Commutator Algebra Homework: Analyzing Functions of Operators

[helpcometk]

Homework Statement

Analytic functions of operators (matrices) A are defined via their Taylor expansion about A=0 .Consider the function

g(x) = exp(xA)Bexp(-xA)

Compute : dⁿg(x) /dxⁿ |x=0
for integer n

and then show that :exp(A)Bexp(-A)= B+[A,B] +1/2 [A,[A,B]] +1/6[A,[A,[A,B]]]+ ...

Homework Equations

for the first part of the question i don't understand what x=0 means in the formalism and it is unclear how one should proceed ,becuase we are dealing with operators.

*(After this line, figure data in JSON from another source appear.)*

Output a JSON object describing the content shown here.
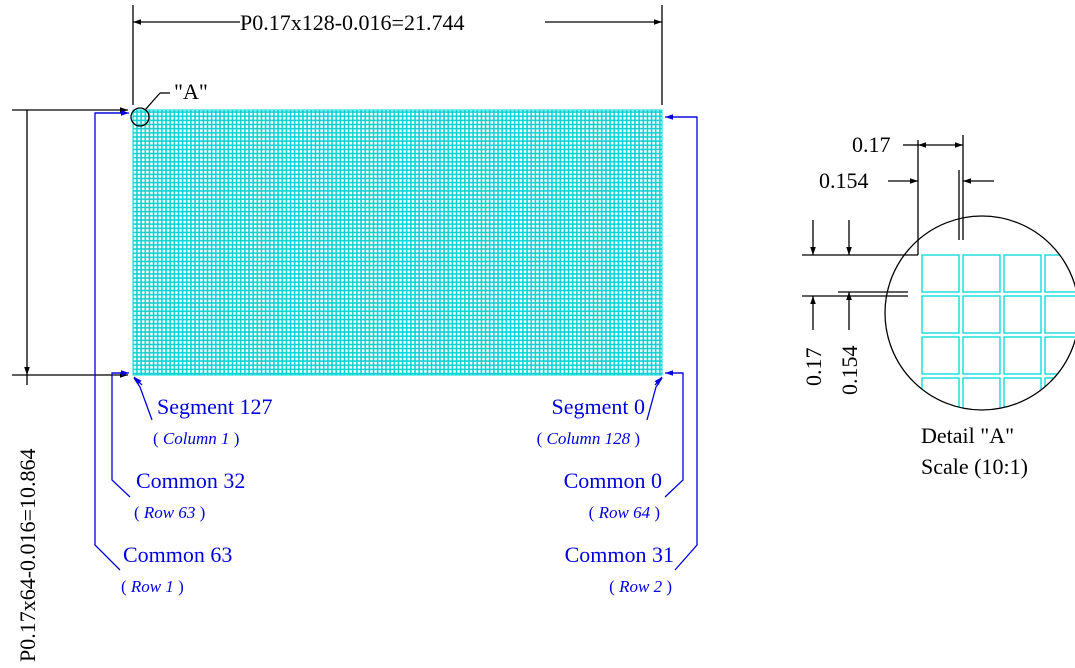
{
  "dimensions": {
    "width": "P0.17x128-0.016=21.744",
    "height": "P0.17x64-0.016=10.864"
  },
  "detail_marker": "\"A\"",
  "labels": {
    "segment_127": "Segment 127",
    "segment_127_open": "(",
    "segment_127_sub": "Column 1",
    "segment_127_close": ")",
    "segment_0": "Segment 0",
    "segment_0_open": "(",
    "segment_0_sub": "Column 128",
    "segment_0_close": ")",
    "common_32": "Common 32",
    "common_32_open": "(",
    "common_32_sub": "Row 63",
    "common_32_close": ")",
    "common_0": "Common 0",
    "common_0_open": "(",
    "common_0_sub": "Row 64",
    "common_0_close": ")",
    "common_63": "Common 63",
    "common_63_open": "(",
    "common_63_sub": "Row 1",
    "common_63_close": ")",
    "common_31": "Common 31",
    "common_31_open": "(",
    "common_31_sub": "Row 2",
    "common_31_close": ")"
  },
  "detail": {
    "pitch_h": "0.17",
    "dot_h": "0.154",
    "pitch_v": "0.17",
    "dot_v": "0.154",
    "title": "Detail \"A\"",
    "scale": "Scale (10:1)"
  },
  "colors": {
    "pixel_grid": "#00d8d8",
    "callouts": "#0000dd",
    "dimension_lines": "#000000"
  }
}
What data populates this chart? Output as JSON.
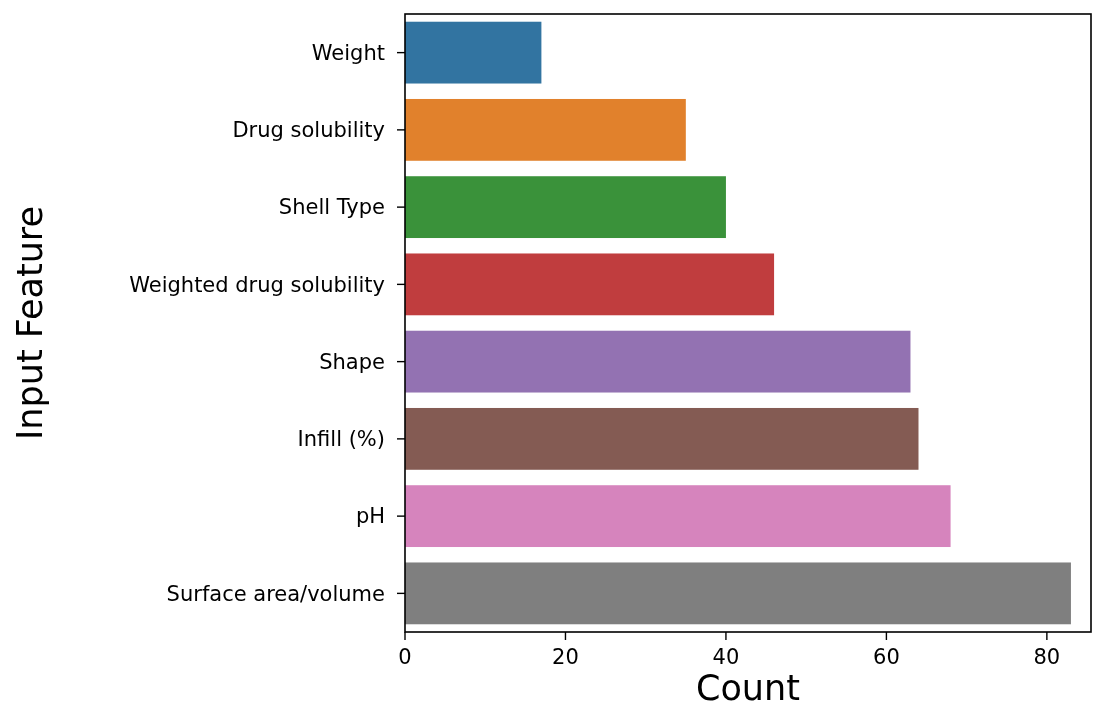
{
  "chart_data": {
    "type": "bar",
    "orientation": "horizontal",
    "xlabel": "Count",
    "ylabel": "Input Feature",
    "categories": [
      "Weight",
      "Drug solubility",
      "Shell Type",
      "Weighted drug solubility",
      "Shape",
      "Infill (%)",
      "pH",
      "Surface area/volume"
    ],
    "values": [
      17,
      35,
      40,
      46,
      63,
      64,
      68,
      83
    ],
    "colors": [
      "#3274a1",
      "#e1812c",
      "#3a923a",
      "#c03d3e",
      "#9372b2",
      "#845b53",
      "#d684bd",
      "#7f7f7f"
    ],
    "xlim": [
      0,
      85.5
    ],
    "xticks": [
      0,
      20,
      40,
      60,
      80
    ],
    "grid": false
  }
}
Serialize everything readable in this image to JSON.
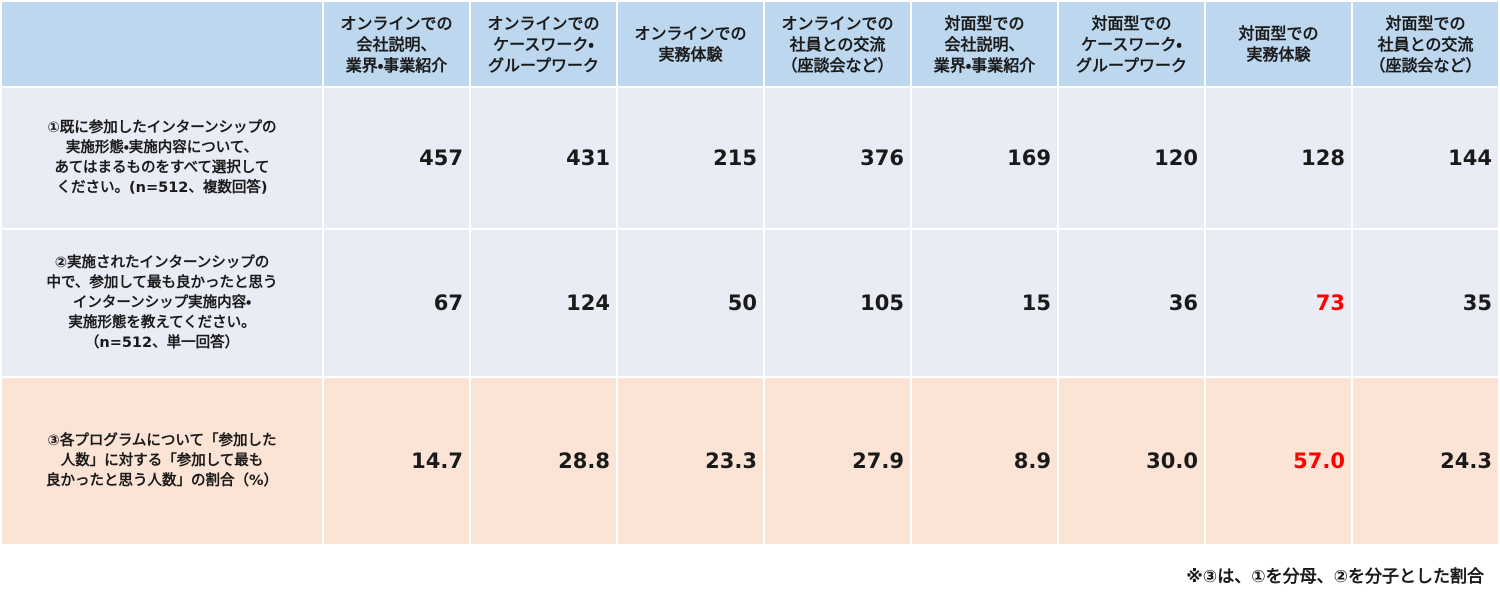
{
  "table": {
    "header": [
      "",
      "オンラインでの\n会社説明、\n業界・事業紹介",
      "オンラインでの\nケースワーク・\nグループワーク",
      "オンラインでの\n実務体験",
      "オンラインでの\n社員との交流\n（座談会など）",
      "対面型での\n会社説明、\n業界・事業紹介",
      "対面型での\nケースワーク・\nグループワーク",
      "対面型での\n実務体験",
      "対面型での\n社員との交流\n（座談会など）"
    ],
    "rows": [
      [
        "①既に参加したインターンシップの\n実施形態・実施内容について、\nあてはまるものをすべて選択して\nください。(n=512、複数回答)",
        "457",
        "431",
        "215",
        "376",
        "169",
        "120",
        "128",
        "144"
      ],
      [
        "②実施されたインターンシップの\n中で、参加して最も良かったと思う\nインターンシップ実施内容・\n実施形態を教えてください。\n（n=512、単一回答）",
        "67",
        "124",
        "50",
        "105",
        "15",
        "36",
        {
          "text": "73",
          "color": "#ff0000"
        },
        "35"
      ],
      [
        "③各プログラムについて「参加した\n人数」に対する「参加して最も\n良かったと思う人数」の割合（%）",
        "14.7",
        "28.8",
        "23.3",
        "27.9",
        "8.9",
        "30.0",
        {
          "text": "57.0",
          "color": "#ff0000"
        },
        "24.3"
      ]
    ]
  },
  "footnote": "※③は、①を分母、②を分子とした割合"
}
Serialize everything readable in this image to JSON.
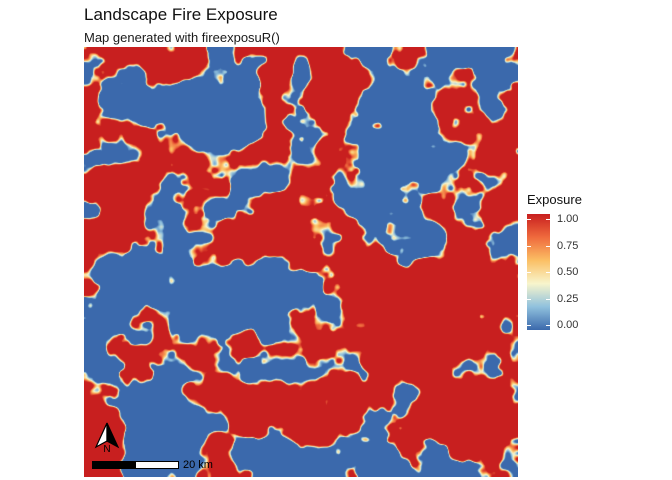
{
  "title": "Landscape Fire Exposure",
  "subtitle": "Map generated with fireexposuR()",
  "map": {
    "scale_bar_label": "20 km",
    "north_arrow_label": "N",
    "palette": [
      "#3b69ac",
      "#90c1dd",
      "#f8f5cc",
      "#fbbf64",
      "#ef6a3d",
      "#c81f1f"
    ]
  },
  "legend": {
    "title": "Exposure",
    "ticks": [
      "1.00",
      "0.75",
      "0.50",
      "0.25",
      "0.00"
    ],
    "colors": [
      "#c81f1f",
      "#ef6a3d",
      "#fbbf64",
      "#f8f5cc",
      "#90c1dd",
      "#3b69ac"
    ]
  }
}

about the second part i would like to note that :

g(1) =g(0) +g'(0) +1/2 g''(0)+ ...
if A=0 e^0 =1 and we start with B in the expansion formula

The Attempt at a Solution

About the first part i cannot imagine how i could proceed ,but about the second question i think we must use somehow a taylor expansion to resemble the monsterous expression of the RHS. But what i can't see is how one should manipulate [A,B], how could this come from a taylor expansion of the exponential ?

 

[D H]

x is a scalar. Some hints:

• Matrix multiplication is transitive, but not necessarily commutative. That the latter is the case is the point of the commutator.
• The chain rule still works as expected with your dg(x)/dx. You will either need to show this or cite the relevant theorem from your text/lectures.
• For any square matrix A, exp(A) commutes with Aⁿ for all nonnegative integers n. Once again, you will either need to show this or cite the relevant passage.
• What is $\frac{d}{dx} \exp(xA)$?

 

[helpcometk]

If chain rule is correct ,then i would have that the derivative is equal to 0 ,right?
about the second part do i just take the taylor expansions of both exponentials and mmultiply them ?

 

[D H]

If chain rule is correct ,then i would have that the derivative is equal to 0 ,right?

No! You apparently don't understand the notation.

Compute : dⁿg(x) /dxⁿ |x=0

This means you are to compute the value of the n^th derivative of g with respect to x at x=0. It says nothing about the derivative being zero.

The chain rule still works as expected with your dg(x)/dx. You will either need to show this or cite the relevant theorem from your text/lectures.

Ooops. My bad. Sorry about that. I meant product rule, not chain rule.

 

[helpcometk]

I understand the notation ,but I am very tired becuase i don't sleep overnight and i make a mistake ,
so we have :
dng(x) /dxn = -2xAg(x) ,do you agree with this ?

 

[D H]

I understand the notation ,but I am very tired becuase i don't sleep overnight and i make a mistake ,
so we have :
dng(x) /dxn = -2xAg(x) ,do you agree with this ?

Sorry for the very late response. I didn't see that you had added a post until just now.

No, I don't agree with that. Let's start with $dg/dx$. Applying the product rule (which is still valid because matrix multiplication is associative),
$$\begin{align} \frac {d\,g(x)}{dx} &= \frac d {dx} \bigl(\exp(xA)\,B\,\exp(-xA)\bigr) \\ &= \frac{d\exp(xA)}{dx}\,B\,\exp(-xA) + \exp(xA)\,B\,\frac{d\exp(-xA)}{dx} \end{align}$$
The key challenge is to evaluate $d\exp(xA)/dx$. Using the fact that $A$ and $\exp(xA)$ commute (show this!), you can reduce the derivative to something of the form
$$\frac {d\,g(x)}{dx} = \exp(xA)\,C\,\exp(-xA)$$
where $C$ is some matrix. The question itself suggests a form for this matrix: It has to somehow involve the commutator. (Hint: It is the commutator.) See if you can get to that. With this, getting $d^ng/dx^n$ should be a snap.